A spot of color in the foliage.

Maine Junction, the junction of the Long Trail and the Appalachian Trail, is now also the established eastern terminus of the North Country Trail, as envisioned by the trail founders back in the early days. Our plan is to meet again at Sherburne Pass, Route 4 near the trail nexus in three days to shuttle Denali back to our starting point. She will continue west through the towns of Middlebury on the TAM, and Weybridge across the farmlands of Monument Farms Dairy, then up over Snake Mountain and west to the Champlain Bridge on Town Line Road bordering Bridport and Addison. The TAM and Weybridge Blue Trail have official met the criteria for the North Country Trail and she will find the blue blazes and good trail signage to guide her. 

Journey’s end of today’s hike – the Sucker Brook Shelter and the Long Trail Junction.

The idea for the NCT was born out or the National Trails System Act of 1968 that acknowledged the importance of the AT, Pacific Crest Trail and other nationally significant trails. There are dozens of national trails with only eleven National Scenic Trails that are overseen by the National Park Service and non-profit partner associations. The North Country Trail was established in the mid 1980s by a group of committed volunteers in Michigan who saw a need for a trail connecting the northern boarder states. The goal being to establish a connection between the Lewis and Clark Trail in west in North Dakota and the AT in the east across eight states: ND, MN, WI, MI, OH, PA, NY and VT.

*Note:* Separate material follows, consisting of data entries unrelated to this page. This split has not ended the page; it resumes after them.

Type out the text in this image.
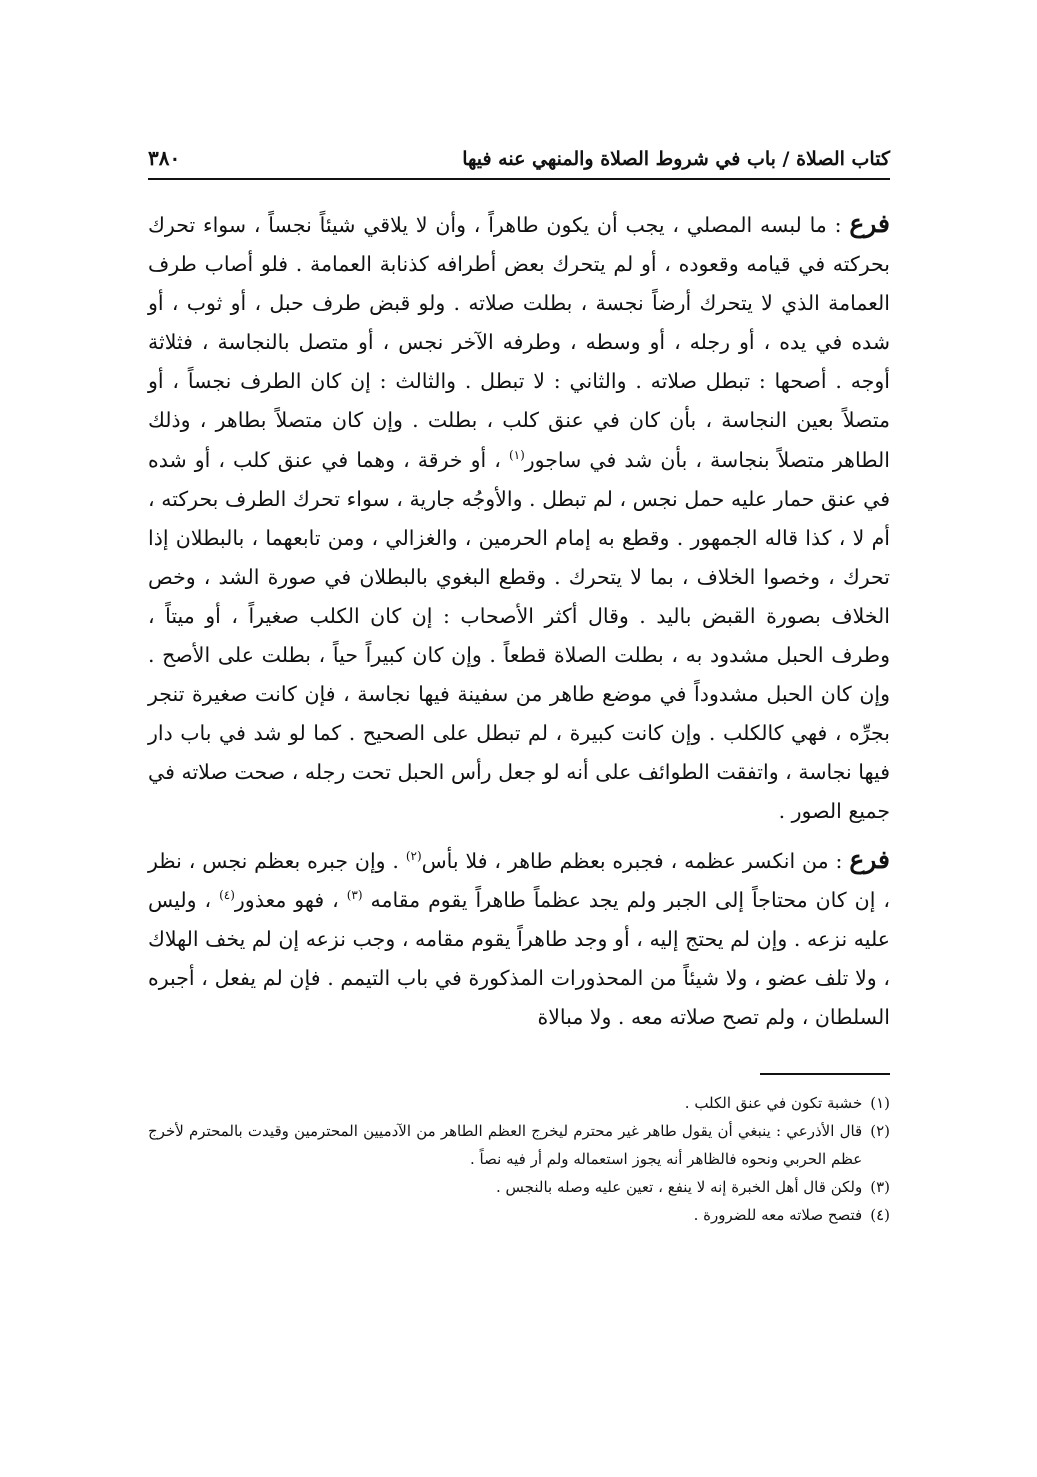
كتاب الصلاة / باب في شروط الصلاة والمنهي عنه فيها
٣٨٠

فرع : ما لبسه المصلي ، يجب أن يكون طاهراً ، وأن لا يلاقي شيئاً نجساً ، سواء تحرك بحركته في قيامه وقعوده ، أو لم يتحرك بعض أطرافه كذنابة العمامة . فلو أصاب طرف العمامة الذي لا يتحرك أرضاً نجسة ، بطلت صلاته . ولو قبض طرف حبل ، أو ثوب ، أو شده في يده ، أو رجله ، أو وسطه ، وطرفه الآخر نجس ، أو متصل بالنجاسة ، فثلاثة أوجه . أصحها : تبطل صلاته . والثاني : لا تبطل . والثالث : إن كان الطرف نجساً ، أو متصلاً بعين النجاسة ، بأن كان في عنق كلب ، بطلت . وإن كان متصلاً بطاهر ، وذلك الطاهر متصلاً بنجاسة ، بأن شد في ساجور$^{(١)}$ ، أو خرقة ، وهما في عنق كلب ، أو شده في عنق حمار عليه حمل نجس ، لم تبطل . والأوجُه جارية ، سواء تحرك الطرف بحركته ، أم لا ، كذا قاله الجمهور . وقطع به إمام الحرمين ، والغزالي ، ومن تابعهما ، بالبطلان إذا تحرك ، وخصوا الخلاف ، بما لا يتحرك . وقطع البغوي بالبطلان في صورة الشد ، وخص الخلاف بصورة القبض باليد . وقال أكثر الأصحاب : إن كان الكلب صغيراً ، أو ميتاً ، وطرف الحبل مشدود به ، بطلت الصلاة قطعاً . وإن كان كبيراً حياً ، بطلت على الأصح . وإن كان الحبل مشدوداً في موضع طاهر من سفينة فيها نجاسة ، فإن كانت صغيرة تنجر بجرِّه ، فهي كالكلب . وإن كانت كبيرة ، لم تبطل على الصحيح . كما لو شد في باب دار فيها نجاسة ، واتفقت الطوائف على أنه لو جعل رأس الحبل تحت رجله ، صحت صلاته في جميع الصور .

فرع : من انكسر عظمه ، فجبره بعظم طاهر ، فلا بأس$^{(٢)}$ . وإن جبره بعظم نجس ، نظر ، إن كان محتاجاً إلى الجبر ولم يجد عظماً طاهراً يقوم مقامه $^{(٣)}$ ، فهو معذور$^{(٤)}$ ، وليس عليه نزعه . وإن لم يحتج إليه ، أو وجد طاهراً يقوم مقامه ، وجب نزعه إن لم يخف الهلاك ، ولا تلف عضو ، ولا شيئاً من المحذورات المذكورة في باب التيمم . فإن لم يفعل ، أجبره السلطان ، ولم تصح صلاته معه . ولا مبالاة

(١)
خشبة تكون في عنق الكلب .
(٢)
قال الأذرعي : ينبغي أن يقول طاهر غير محترم ليخرج العظم الطاهر من الآدميين المحترمين وقيدت بالمحترم لأخرج عظم الحربي ونحوه فالظاهر أنه يجوز استعماله ولم أر فيه نصاً .
(٣)
ولكن قال أهل الخبرة إنه لا ينفع ، تعين عليه وصله بالنجس .
(٤)
فتصح صلاته معه للضرورة .
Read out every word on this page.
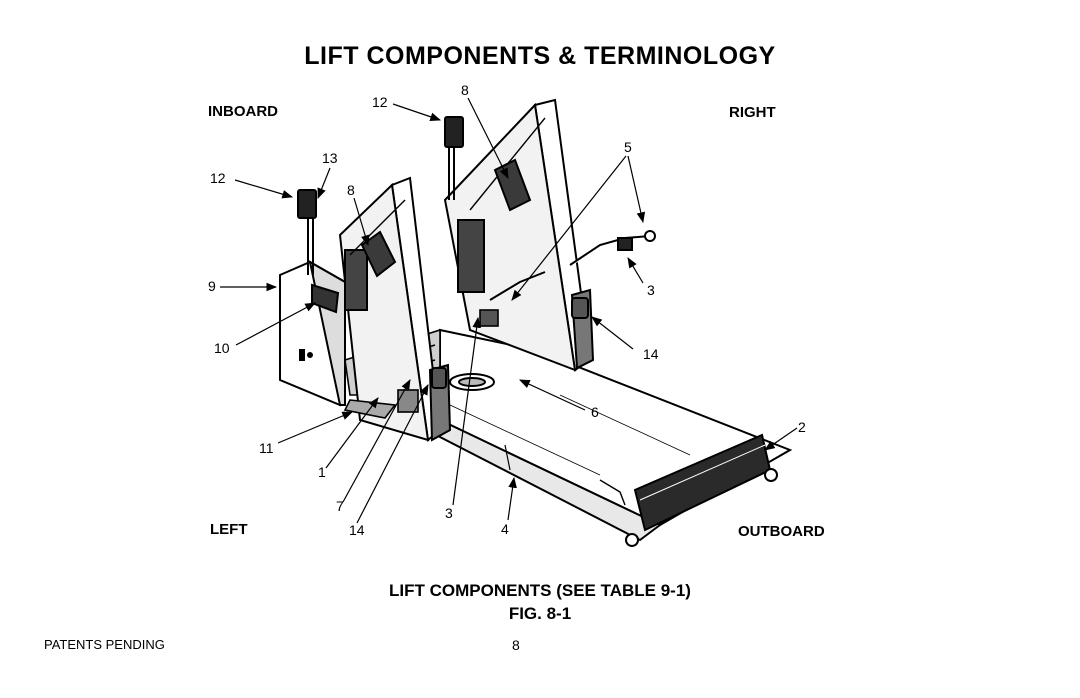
LIFT COMPONENTS & TERMINOLOGY
INBOARD	RIGHT
LEFT	OUTBOARD
12
8
13
12
8
5
9	3
10	14
6
2
11
1
7	3
14	4
LIFT COMPONENTS (SEE TABLE 9-1)
FIG. 8-1
PATENTS PENDING	8
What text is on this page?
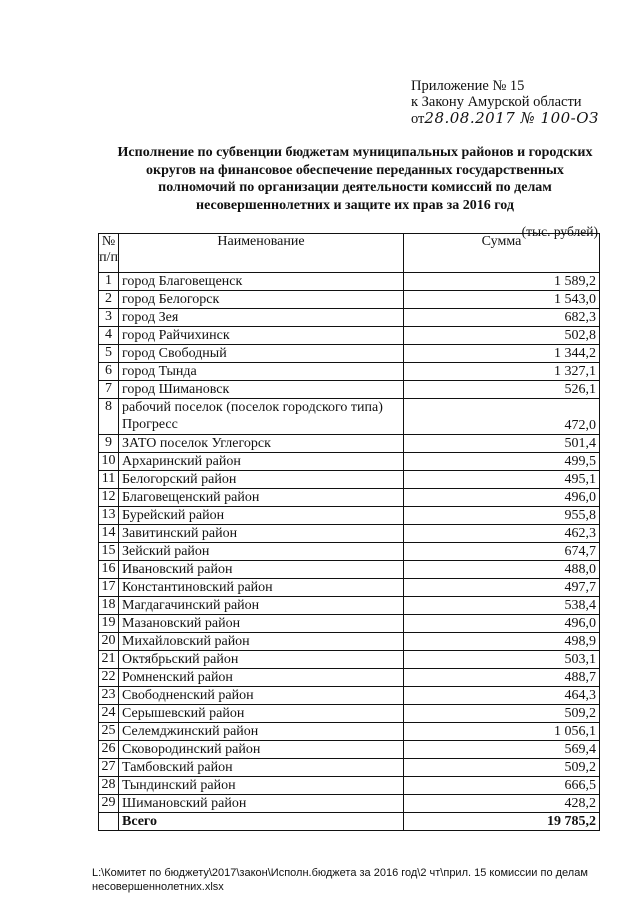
Приложение № 15
к Закону Амурской области
от28.08.2017 № 100-ОЗ
Исполнение по субвенции бюджетам муниципальных районов и городских округов на финансовое обеспечение переданных государственных полномочий по организации деятельности комиссий по делам несовершеннолетних и защите их прав за 2016 год
(тыс. рублей)
№ п/п	Наименование	Сумма
1	город Благовещенск	1 589,2
2	город Белогорск	1 543,0
3	город Зея	682,3
4	город Райчихинск	502,8
5	город Свободный	1 344,2
6	город Тында	1 327,1
7	город Шимановск	526,1
8	рабочий поселок (поселок городского типа) Прогресс	472,0
9	ЗАТО поселок Углегорск	501,4
10	Архаринский район	499,5
11	Белогорский район	495,1
12	Благовещенский район	496,0
13	Бурейский район	955,8
14	Завитинский район	462,3
15	Зейский район	674,7
16	Ивановский район	488,0
17	Константиновский район	497,7
18	Магдагачинский район	538,4
19	Мазановский район	496,0
20	Михайловский район	498,9
21	Октябрьский район	503,1
22	Ромненский район	488,7
23	Свободненский район	464,3
24	Серышевский район	509,2
25	Селемджинский район	1 056,1
26	Сковородинский район	569,4
27	Тамбовский район	509,2
28	Тындинский район	666,5
29	Шимановский район	428,2
	Всего	19 785,2
L:\Комитет по бюджету\2017\закон\Исполн.бюджета за 2016 год\2 чт\прил. 15 комиссии по делам несовершеннолетних.xlsx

Now a reality in Vermont, the Middlebury Area Land Trust, in coordination with Stephanie Campbell, NCTA Regional Trails Coordinator, are actively working with the Green Mountain Club, US Forest Service, Moosalamoo Association and the Vermont Department of Fish and Wildlife to formalize the Vermont route. I am honored to have been appointed to the NCTA board of directors in September 2020 and look forward to representing Vermont and its full adoption of the Nation’s longest National Scenic Trail. The sun rises first on the NCT in Vermont. Meanwhile, I will keep you posted on Denali’s journey and other posts as I continue to explore the North Country National Scenic Trail.